Open Compute Project Comes Under Fire

judgecorp writes: The Open Compute Project, the Facebook-backed effort to create low-cost open source hardware for data centers has come under fire for a slack testing regime. The criticism was first aired at The Register where an anonymous test engineer described the project's testing as a "complete and total joke." The founding director of the project, Cole Crawford has penned an open letter in reply. The issue seems to be that the testing for standard highly-reliable hardware used by telcos and the like is very thorough and expensive. Some want the OCP to use more rigorous testing to replicate that level of reliability. Crawford argues that web-scale data centers are designed to cope with hardware failures, and "Tier 1" reliability would be a waste of effort.

6 of 86 comments (clear)

  1. Smells like astroturf. by An+Ominous+Coward · · Score: 3, Insightful

    Probably Cisco trolling against a movement that's going to put them out of business.

    Sooner the better, I say.

  2. Cheap hardware. Smart Software by biojayc · · Score: 5, Insightful

    You don't need expensive hardware to run datacenters. You need cheap commodity hardware with smart software on top. Just ask Google or Facebook.

  3. Saying you test is easy. by digsbo · · Score: 4, Insightful

    But testing well is really, really hard. And expensive, especially for data center scenarios. If you haven't put it in an oven and observed the effects, it's not tested for telco data centers.

  4. Isn't this expected? by fuzzyfuzzyfungus · · Score: 4, Insightful

    I don't know if it's a good idea or not(probably depends on who you are, and I'm sure that there will be some people who chose incorrectly); but is it really a surprise that OCP would be doing their testing on the cheap 'n cheerful side of things?

    It was my understanding that their premise, from the beginning, was that existing hardware vendors were excessively focused on adding costly, thermally demanding, and often proprietary, features at the hardware level that were unnecessary if you were willing to compensate for their absence in your software design.

    There is obviously some level of reliability below which no compensation at the software level is possible(if you can't run the algorithm for detecting errors because it keeps glitching out, it's probably not going to work); but the impression they always conveyed was that many of the more sophisticated reliability mechanisms are really features aimed at people who are substantially less able to cope with failure; and are therefore willing to pay substantially more for hardware that can invisibly paper over a variety of moderately serious failures and allow the software on top to run without incident; rather than buying lots of cheap hardware that has a risk of going down in a screaming heap.

    So long as nobody gets any stupid optimistic ideas, I don't really see the issue.

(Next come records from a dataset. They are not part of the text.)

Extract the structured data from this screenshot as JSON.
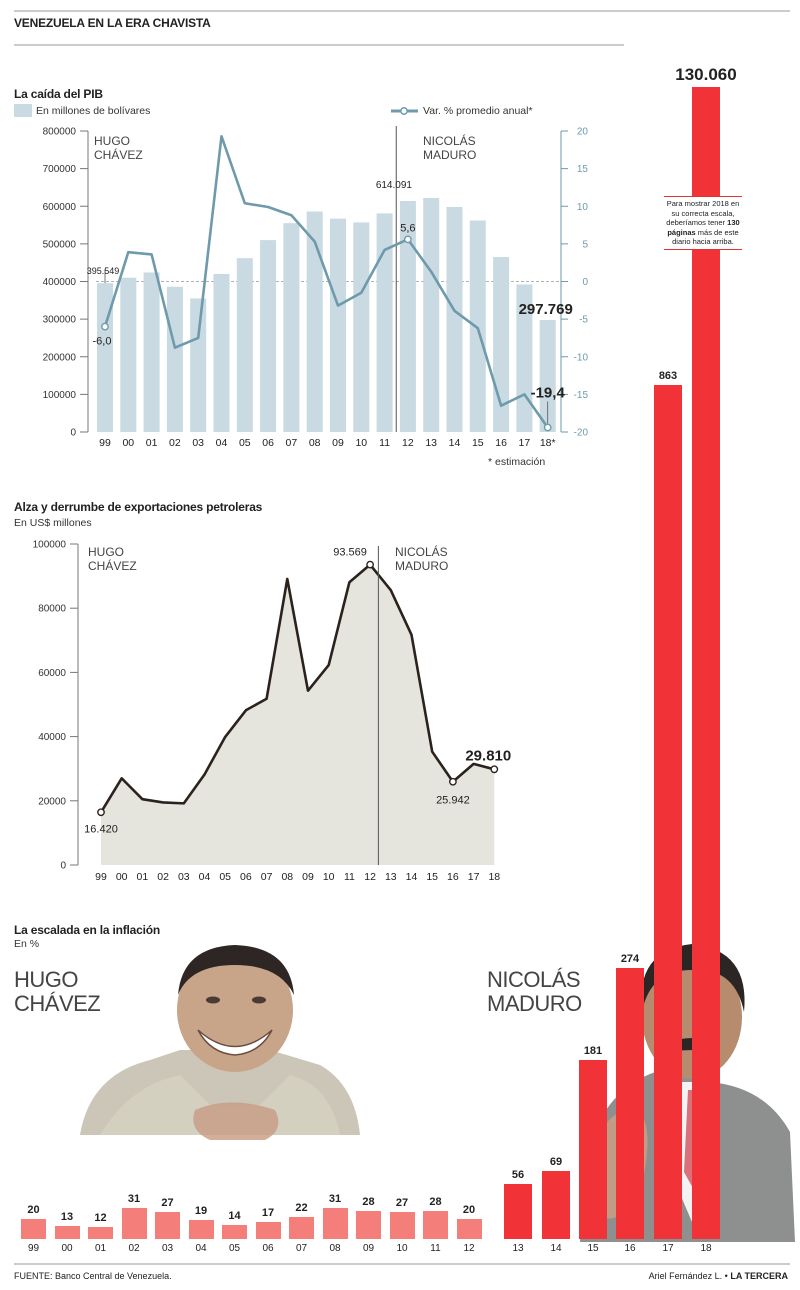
{
  "title": "VENEZUELA EN LA ERA CHAVISTA",
  "chart_data": [
    {
      "type": "bar",
      "title": "La caída del PIB",
      "categories": [
        "99",
        "00",
        "01",
        "02",
        "03",
        "04",
        "05",
        "06",
        "07",
        "08",
        "09",
        "10",
        "11",
        "12",
        "13",
        "14",
        "15",
        "16",
        "17",
        "18*"
      ],
      "series": [
        {
          "name": "En millones de bolívares",
          "type": "bar",
          "values": [
            395549,
            410000,
            424000,
            386000,
            355000,
            420000,
            462000,
            510000,
            555000,
            586000,
            567000,
            557000,
            581000,
            614091,
            622000,
            598000,
            562000,
            465000,
            392000,
            297769
          ]
        },
        {
          "name": "Var. % promedio anual*",
          "type": "line",
          "axis": "right",
          "values": [
            -6.0,
            3.9,
            3.6,
            -8.8,
            -7.5,
            19.3,
            10.4,
            9.9,
            8.8,
            5.3,
            -3.2,
            -1.5,
            4.2,
            5.6,
            1.3,
            -3.9,
            -6.2,
            -16.5,
            -15.0,
            -19.4
          ]
        }
      ],
      "ylim": [
        0,
        800000
      ],
      "y2lim": [
        -20,
        20
      ],
      "yticks": [
        "800000",
        "700000",
        "600000",
        "500000",
        "400000",
        "300000",
        "200000",
        "100000",
        "0"
      ],
      "y2ticks": [
        "20",
        "15",
        "10",
        "5",
        "0",
        "-5",
        "-10",
        "-15",
        "-20"
      ],
      "labels": {
        "first_bar": "395.549",
        "peak_bar": "614.091",
        "last_bar": "297.769",
        "first_var": "-6,0",
        "peak_var": "5,6",
        "last_var": "-19,4"
      },
      "periods": {
        "chavez": "HUGO\nCHÁVEZ",
        "maduro": "NICOLÁS\nMADURO"
      },
      "footnote": "* estimación",
      "colors": {
        "bar": "#c9dae2",
        "line": "#6e9aab"
      }
    },
    {
      "type": "area",
      "title": "Alza y derrumbe de exportaciones petroleras",
      "ylabel": "En US$ millones",
      "categories": [
        "99",
        "00",
        "01",
        "02",
        "03",
        "04",
        "05",
        "06",
        "07",
        "08",
        "09",
        "10",
        "11",
        "12",
        "13",
        "14",
        "15",
        "16",
        "17",
        "18"
      ],
      "values": [
        16420,
        27000,
        20500,
        19500,
        19200,
        28200,
        39900,
        48200,
        51800,
        89100,
        54300,
        62300,
        88100,
        93569,
        85600,
        71700,
        35300,
        25942,
        31500,
        29810
      ],
      "ylim": [
        0,
        100000
      ],
      "yticks": [
        "100000",
        "80000",
        "60000",
        "40000",
        "20000",
        "0"
      ],
      "labels": {
        "first": "16.420",
        "peak": "93.569",
        "low": "25.942",
        "last": "29.810"
      },
      "periods": {
        "chavez": "HUGO\nCHÁVEZ",
        "maduro": "NICOLÁS\nMADURO"
      },
      "colors": {
        "area": "#e5e5de",
        "line": "#2b221e"
      }
    },
    {
      "type": "bar",
      "title": "La escalada en la inflación",
      "ylabel": "En %",
      "categories": [
        "99",
        "00",
        "01",
        "02",
        "03",
        "04",
        "05",
        "06",
        "07",
        "08",
        "09",
        "10",
        "11",
        "12",
        "13",
        "14",
        "15",
        "16",
        "17",
        "18"
      ],
      "values": [
        20,
        13,
        12,
        31,
        27,
        19,
        14,
        17,
        22,
        31,
        28,
        27,
        28,
        20,
        56,
        69,
        181,
        274,
        863,
        130060
      ],
      "value_labels": [
        "20",
        "13",
        "12",
        "31",
        "27",
        "19",
        "14",
        "17",
        "22",
        "31",
        "28",
        "27",
        "28",
        "20",
        "56",
        "69",
        "181",
        "274",
        "863",
        "130.060"
      ],
      "periods": {
        "chavez": "HUGO\nCHÁVEZ",
        "maduro": "NICOLÁS\nMADURO"
      },
      "note": {
        "pre": "Para mostrar 2018 en su correcta escala, deberíamos tener ",
        "bold1": "130",
        "mid": " ",
        "bold2": "páginas",
        "post": " más de este diario hacia arriba."
      },
      "colors": {
        "chavez": "#f47f7a",
        "maduro": "#f13237"
      }
    }
  ],
  "footer": {
    "source": "FUENTE: Banco Central de Venezuela.",
    "author": "Ariel Fernández L. • ",
    "outlet": "LA TERCERA"
  }
}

Sure, if Facebook were about sending men to mars, they should seriously consider having three CPUs running in lockstep and voting on all operations and so on; but this project is about delivering as many ad impressions per dollar as possible; no reason to get worked up over the occasional glitch.

  5. 5 9's by The+Raven · · Score: 4, Insightful

    I'm gonna side with OCP on this one. It is far more economical to deal with reliability via redundancy than it is via expensive parts. This is why we use RAID rather than speccing our drives to last 10 years minimum. All the big players in the datacenter market have put thousands of hours each into designing systems tolerant of missing parts.

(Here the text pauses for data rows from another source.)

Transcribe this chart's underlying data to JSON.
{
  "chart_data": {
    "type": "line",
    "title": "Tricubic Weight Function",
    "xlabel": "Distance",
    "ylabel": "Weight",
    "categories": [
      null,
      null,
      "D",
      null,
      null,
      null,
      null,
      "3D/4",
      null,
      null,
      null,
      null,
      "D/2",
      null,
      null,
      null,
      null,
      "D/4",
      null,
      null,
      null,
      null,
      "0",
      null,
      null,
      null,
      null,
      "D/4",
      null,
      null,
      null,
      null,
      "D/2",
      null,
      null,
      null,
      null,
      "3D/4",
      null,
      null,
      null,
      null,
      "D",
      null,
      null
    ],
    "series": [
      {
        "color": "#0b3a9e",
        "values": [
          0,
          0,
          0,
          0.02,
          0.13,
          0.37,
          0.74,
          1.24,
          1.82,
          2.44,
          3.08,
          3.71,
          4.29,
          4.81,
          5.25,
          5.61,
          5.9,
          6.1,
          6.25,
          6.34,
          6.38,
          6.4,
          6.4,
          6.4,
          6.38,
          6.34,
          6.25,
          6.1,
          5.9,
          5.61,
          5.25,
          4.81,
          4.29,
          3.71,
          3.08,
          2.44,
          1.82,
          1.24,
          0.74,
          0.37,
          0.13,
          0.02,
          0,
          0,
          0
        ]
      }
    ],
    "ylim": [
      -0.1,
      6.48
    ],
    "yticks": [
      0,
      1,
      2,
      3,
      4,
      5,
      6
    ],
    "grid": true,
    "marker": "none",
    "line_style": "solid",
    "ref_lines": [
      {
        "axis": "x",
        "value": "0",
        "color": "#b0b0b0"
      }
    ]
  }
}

    The downside is that writing custom stacks tolerant of missing pieces is fucking hard and a huge up-front investment for a company. Most off-the-shelf software does not have that level of redundancy and fault tolerance baked in already. This means that for many small to medium sized deployments it's cheaper to buy a really expensive fault tolerant rack of servers and run your off-the-shelf software on it than it is to buy into OCP with inexpensive hardware that's more open to failure, because your software is NOT open to failure.

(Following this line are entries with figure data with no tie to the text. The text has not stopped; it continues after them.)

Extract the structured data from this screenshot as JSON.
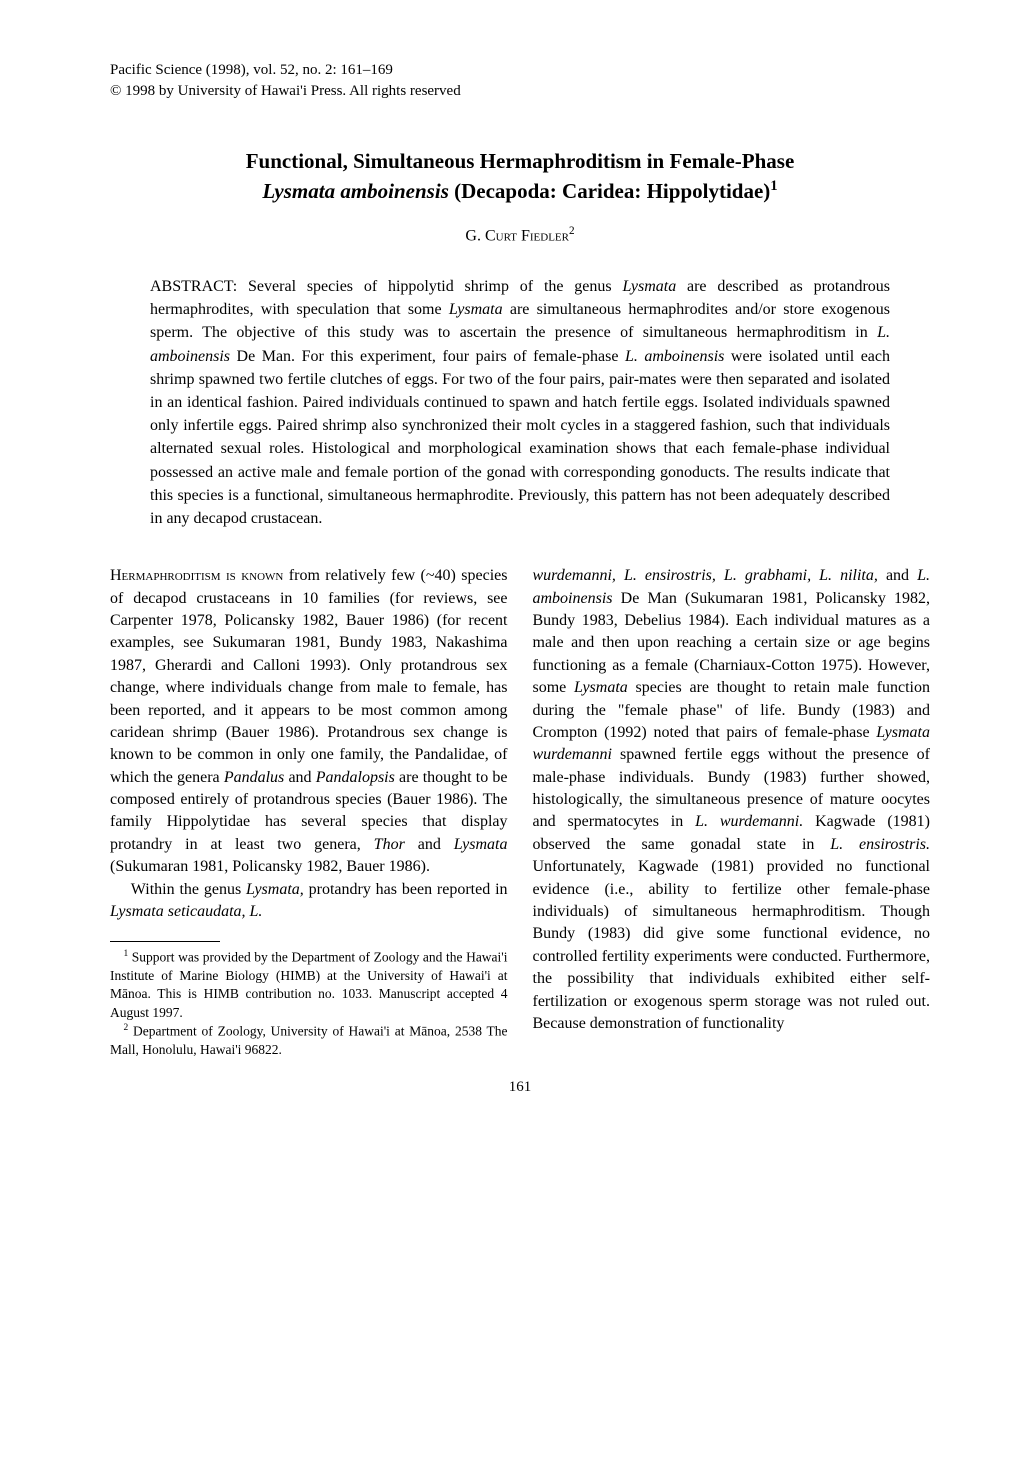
{
  "journal": {
    "line1": "Pacific Science (1998), vol. 52, no. 2: 161–169",
    "line2": "© 1998 by University of Hawai'i Press. All rights reserved"
  },
  "title": {
    "line1": "Functional, Simultaneous Hermaphroditism in Female-Phase",
    "line2_italic": "Lysmata amboinensis",
    "line2_rest": " (Decapoda: Caridea: Hippolytidae)",
    "super": "1"
  },
  "author": {
    "name": "G. Curt Fiedler",
    "super": "2"
  },
  "abstract": {
    "label": "ABSTRACT: ",
    "text_parts": [
      "Several species of hippolytid shrimp of the genus ",
      "Lysmata",
      " are described as protandrous hermaphrodites, with speculation that some ",
      "Lysmata",
      " are simultaneous hermaphrodites and/or store exogenous sperm. The objective of this study was to ascertain the presence of simultaneous hermaphroditism in ",
      "L. amboinensis",
      " De Man. For this experiment, four pairs of female-phase ",
      "L. amboinensis",
      " were isolated until each shrimp spawned two fertile clutches of eggs. For two of the four pairs, pair-mates were then separated and isolated in an identical fashion. Paired individuals continued to spawn and hatch fertile eggs. Isolated individuals spawned only infertile eggs. Paired shrimp also synchronized their molt cycles in a staggered fashion, such that individuals alternated sexual roles. Histological and morphological examination shows that each female-phase individual possessed an active male and female portion of the gonad with corresponding gonoducts. The results indicate that this species is a functional, simultaneous hermaphrodite. Previously, this pattern has not been adequately described in any decapod crustacean."
    ]
  },
  "left_col": {
    "p1_lead": "Hermaphroditism is known",
    "p1_rest": " from relatively few (~40) species of decapod crustaceans in 10 families (for reviews, see Carpenter 1978, Policansky 1982, Bauer 1986) (for recent examples, see Sukumaran 1981, Bundy 1983, Nakashima 1987, Gherardi and Calloni 1993). Only protandrous sex change, where individuals change from male to female, has been reported, and it appears to be most common among caridean shrimp (Bauer 1986). Protandrous sex change is known to be common in only one family, the Pandalidae, of which the genera ",
    "p1_it1": "Pandalus",
    "p1_mid1": " and ",
    "p1_it2": "Pandalopsis",
    "p1_mid2": " are thought to be composed entirely of protandrous species (Bauer 1986). The family Hippolytidae has several species that display protandry in at least two genera, ",
    "p1_it3": "Thor",
    "p1_mid3": " and ",
    "p1_it4": "Lysmata",
    "p1_end": " (Sukumaran 1981, Policansky 1982, Bauer 1986).",
    "p2_a": "Within the genus ",
    "p2_it1": "Lysmata,",
    "p2_b": " protandry has been reported in ",
    "p2_it2": "Lysmata seticaudata, L."
  },
  "right_col": {
    "p1_it1": "wurdemanni, L. ensirostris, L. grabhami, L. nilita,",
    "p1_a": " and ",
    "p1_it2": "L. amboinensis",
    "p1_b": " De Man (Sukumaran 1981, Policansky 1982, Bundy 1983, Debelius 1984). Each individual matures as a male and then upon reaching a certain size or age begins functioning as a female (Charniaux-Cotton 1975). However, some ",
    "p1_it3": "Lysmata",
    "p1_c": " species are thought to retain male function during the \"female phase\" of life. Bundy (1983) and Crompton (1992) noted that pairs of female-phase ",
    "p1_it4": "Lysmata wurdemanni",
    "p1_d": " spawned fertile eggs without the presence of male-phase individuals. Bundy (1983) further showed, histologically, the simultaneous presence of mature oocytes and spermatocytes in ",
    "p1_it5": "L. wurdemanni.",
    "p1_e": " Kagwade (1981) observed the same gonadal state in ",
    "p1_it6": "L. ensirostris.",
    "p1_f": " Unfortunately, Kagwade (1981) provided no functional evidence (i.e., ability to fertilize other female-phase individuals) of simultaneous hermaphroditism. Though Bundy (1983) did give some functional evidence, no controlled fertility experiments were conducted. Furthermore, the possibility that individuals exhibited either self-fertilization or exogenous sperm storage was not ruled out. Because demonstration of functionality"
  },
  "footnotes": {
    "f1_sup": "1",
    "f1": " Support was provided by the Department of Zoology and the Hawai'i Institute of Marine Biology (HIMB) at the University of Hawai'i at Mānoa. This is HIMB contribution no. 1033. Manuscript accepted 4 August 1997.",
    "f2_sup": "2",
    "f2": " Department of Zoology, University of Hawai'i at Mānoa, 2538 The Mall, Honolulu, Hawai'i 96822."
  },
  "page_number": "161"
}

    Different strokes for different folks and all. Use the right tool for the job. And OCP was made by companies with massive data farms to fit their needs... and their needs are probably not your needs.

    --
    "I will trust Google to 'do no evil' until the founders no longer run it." Hello Alphabet.
  6. Be highly available in software, not hardware by poopie · · Score: 4, Insightful

    I suspect open compute project welcomes additional testing resources for the benefit of everyone... as long as it doesn't involve an oppressive amount of process that simply serve to slow down progress.

    But... Web scale IS different, so I can't blame the main sponsors for not prioritizing what isn't as important to them. Once you accept that ALL hardware fails, and that you can either pay more for more reliable hardware, or you can develop better software architecture to handle failures, you look at things differently. Spend your money once on good software engineering, instead of over and over on every server.